|Ecological restoration in the Belgian part of the North Sea|
Rabaut, M.; Cliquet, A.; Vincx, M.; Degraer, S. (2008). Ecological restoration in the Belgian part of the North Sea, in: Proceedings of the 6th European Conference on Ecological Restoration (SER), Ghent (Belgium) 8-12 September 2008. pp. 1-4
In: (2008). Proceedings of the 6th European Conference on Ecological Restoration (SER), Ghent (Belgium) 8-12 September 2008. Research Institute for Nature and Forest (INBO): Brussel, more
Ecosystems; Fisheries; Marine invertebrates; Reefs; Restoration; Sand banks; Lanice conchilega (Pallas, 1766) [WoRMS]; ANE, Belgium [Marine Regions]; Marine
Goods and services provided by marine ecosystems are based on natural processes. Ecological restoration is limited to reducing existing human pressure. ‘Pressure reduction’ will be an important factor in the ‘ecosystems approach’ in the European seas.

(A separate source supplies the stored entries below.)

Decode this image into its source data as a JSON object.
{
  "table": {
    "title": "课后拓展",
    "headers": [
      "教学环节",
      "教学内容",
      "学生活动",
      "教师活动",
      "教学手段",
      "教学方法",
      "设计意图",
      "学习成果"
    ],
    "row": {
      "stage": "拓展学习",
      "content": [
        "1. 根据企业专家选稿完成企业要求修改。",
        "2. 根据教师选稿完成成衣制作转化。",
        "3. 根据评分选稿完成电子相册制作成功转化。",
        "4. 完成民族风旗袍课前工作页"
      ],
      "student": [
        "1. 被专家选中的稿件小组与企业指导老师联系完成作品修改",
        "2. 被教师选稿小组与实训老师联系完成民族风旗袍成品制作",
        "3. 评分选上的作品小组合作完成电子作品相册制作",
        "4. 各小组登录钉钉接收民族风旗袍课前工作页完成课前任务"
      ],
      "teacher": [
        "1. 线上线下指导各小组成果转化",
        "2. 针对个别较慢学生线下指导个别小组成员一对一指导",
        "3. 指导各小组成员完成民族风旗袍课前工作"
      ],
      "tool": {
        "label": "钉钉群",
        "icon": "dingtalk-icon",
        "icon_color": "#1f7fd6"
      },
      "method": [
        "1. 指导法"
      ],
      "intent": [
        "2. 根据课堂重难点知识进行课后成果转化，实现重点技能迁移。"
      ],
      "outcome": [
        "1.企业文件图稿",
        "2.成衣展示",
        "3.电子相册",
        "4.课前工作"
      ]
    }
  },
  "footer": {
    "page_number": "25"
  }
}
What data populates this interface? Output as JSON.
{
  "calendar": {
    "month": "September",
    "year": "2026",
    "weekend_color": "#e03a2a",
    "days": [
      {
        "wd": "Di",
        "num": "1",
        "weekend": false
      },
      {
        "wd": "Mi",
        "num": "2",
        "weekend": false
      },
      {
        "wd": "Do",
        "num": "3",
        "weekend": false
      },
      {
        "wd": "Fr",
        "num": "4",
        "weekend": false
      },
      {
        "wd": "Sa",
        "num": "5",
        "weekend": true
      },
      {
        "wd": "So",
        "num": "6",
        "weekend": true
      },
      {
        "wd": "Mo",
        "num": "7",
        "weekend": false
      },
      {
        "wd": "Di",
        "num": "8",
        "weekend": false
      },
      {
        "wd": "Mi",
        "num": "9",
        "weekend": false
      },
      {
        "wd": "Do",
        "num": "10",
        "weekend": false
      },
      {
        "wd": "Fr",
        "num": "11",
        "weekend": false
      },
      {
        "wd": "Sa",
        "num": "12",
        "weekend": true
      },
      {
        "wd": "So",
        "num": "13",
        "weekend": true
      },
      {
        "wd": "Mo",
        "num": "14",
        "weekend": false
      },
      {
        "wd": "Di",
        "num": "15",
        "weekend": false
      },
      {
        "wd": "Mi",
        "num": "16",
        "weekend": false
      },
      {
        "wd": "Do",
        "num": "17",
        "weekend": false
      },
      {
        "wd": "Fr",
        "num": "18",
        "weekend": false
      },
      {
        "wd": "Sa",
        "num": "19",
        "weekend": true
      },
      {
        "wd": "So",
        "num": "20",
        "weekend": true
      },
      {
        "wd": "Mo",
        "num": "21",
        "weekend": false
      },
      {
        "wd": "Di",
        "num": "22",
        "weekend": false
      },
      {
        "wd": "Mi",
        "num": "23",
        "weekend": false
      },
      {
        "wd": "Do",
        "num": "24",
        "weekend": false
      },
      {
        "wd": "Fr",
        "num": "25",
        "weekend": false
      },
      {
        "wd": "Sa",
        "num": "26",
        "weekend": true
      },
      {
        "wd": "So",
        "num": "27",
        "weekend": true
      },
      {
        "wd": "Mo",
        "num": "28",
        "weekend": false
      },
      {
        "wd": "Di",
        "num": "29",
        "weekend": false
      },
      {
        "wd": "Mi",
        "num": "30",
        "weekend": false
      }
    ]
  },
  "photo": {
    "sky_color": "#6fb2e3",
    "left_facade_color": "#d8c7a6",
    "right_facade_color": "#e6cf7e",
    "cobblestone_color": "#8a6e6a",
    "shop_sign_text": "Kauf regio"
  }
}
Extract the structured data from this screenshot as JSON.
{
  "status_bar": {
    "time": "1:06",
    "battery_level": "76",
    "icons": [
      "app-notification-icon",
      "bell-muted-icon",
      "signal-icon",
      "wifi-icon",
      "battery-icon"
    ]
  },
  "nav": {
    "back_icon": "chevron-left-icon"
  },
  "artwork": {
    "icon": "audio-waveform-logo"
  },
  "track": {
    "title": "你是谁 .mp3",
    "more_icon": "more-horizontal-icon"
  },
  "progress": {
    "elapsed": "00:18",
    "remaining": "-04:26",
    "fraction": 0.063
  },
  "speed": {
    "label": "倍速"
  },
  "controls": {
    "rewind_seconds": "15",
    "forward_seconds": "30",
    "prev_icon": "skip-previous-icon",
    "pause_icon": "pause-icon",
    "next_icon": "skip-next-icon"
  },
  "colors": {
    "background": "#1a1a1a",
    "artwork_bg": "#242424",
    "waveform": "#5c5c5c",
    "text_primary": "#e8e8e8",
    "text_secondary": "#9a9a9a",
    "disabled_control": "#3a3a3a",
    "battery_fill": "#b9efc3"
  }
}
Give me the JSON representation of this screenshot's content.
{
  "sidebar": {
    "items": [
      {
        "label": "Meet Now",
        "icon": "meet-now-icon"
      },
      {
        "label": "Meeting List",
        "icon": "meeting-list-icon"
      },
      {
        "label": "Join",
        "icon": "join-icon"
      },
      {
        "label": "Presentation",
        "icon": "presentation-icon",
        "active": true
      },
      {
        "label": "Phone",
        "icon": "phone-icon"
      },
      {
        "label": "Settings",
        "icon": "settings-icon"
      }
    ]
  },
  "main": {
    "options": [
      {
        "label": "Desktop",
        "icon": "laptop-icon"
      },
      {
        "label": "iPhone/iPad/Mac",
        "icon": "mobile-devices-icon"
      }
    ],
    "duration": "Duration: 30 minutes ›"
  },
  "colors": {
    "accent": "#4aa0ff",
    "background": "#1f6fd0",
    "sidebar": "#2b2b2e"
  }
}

Within the Natura2000-network, different habitat-types have been described that deserve protection. Current presentation provides insights in how habitat-types are described in the EU habitats directive and discusses this for the Belgian Part of the North Sea (BPNS) from an ecological point of view. Annex I Habitat-type 1110 (‘sandbanks which are slightly covered by sea water all the time’) is of importance for the BPNS. The interpretation manual provides a broad definition that does not allow defining a ‘healthy sandbank system’ but indicates that association with several other habitats is possible. Habitat-type 1170 (‘reefs’) is one of the habitattypes that might occur in the shallow sandbank system of the BPNS. Although biogenic reefs have largely disappeared, reefs build up by tube building polychaetes still exist in the BPNS. Current presentation shows that dense aggregations of Lanice conchilega classify as reefs. We therefore advocate to classify the SAC as a sandbank habitat-type (1110), associated with the reef habitat-type (1170). This would also allow for better criteria for the ecological restoration in the area as the reefs represent a higher biological value. Moreover, the impact of fisheries on these systems has been quantified. We speak out for a fishing ban in SACs. This might however lead to difficulties both on political and social level (cf. presentation Cliquet).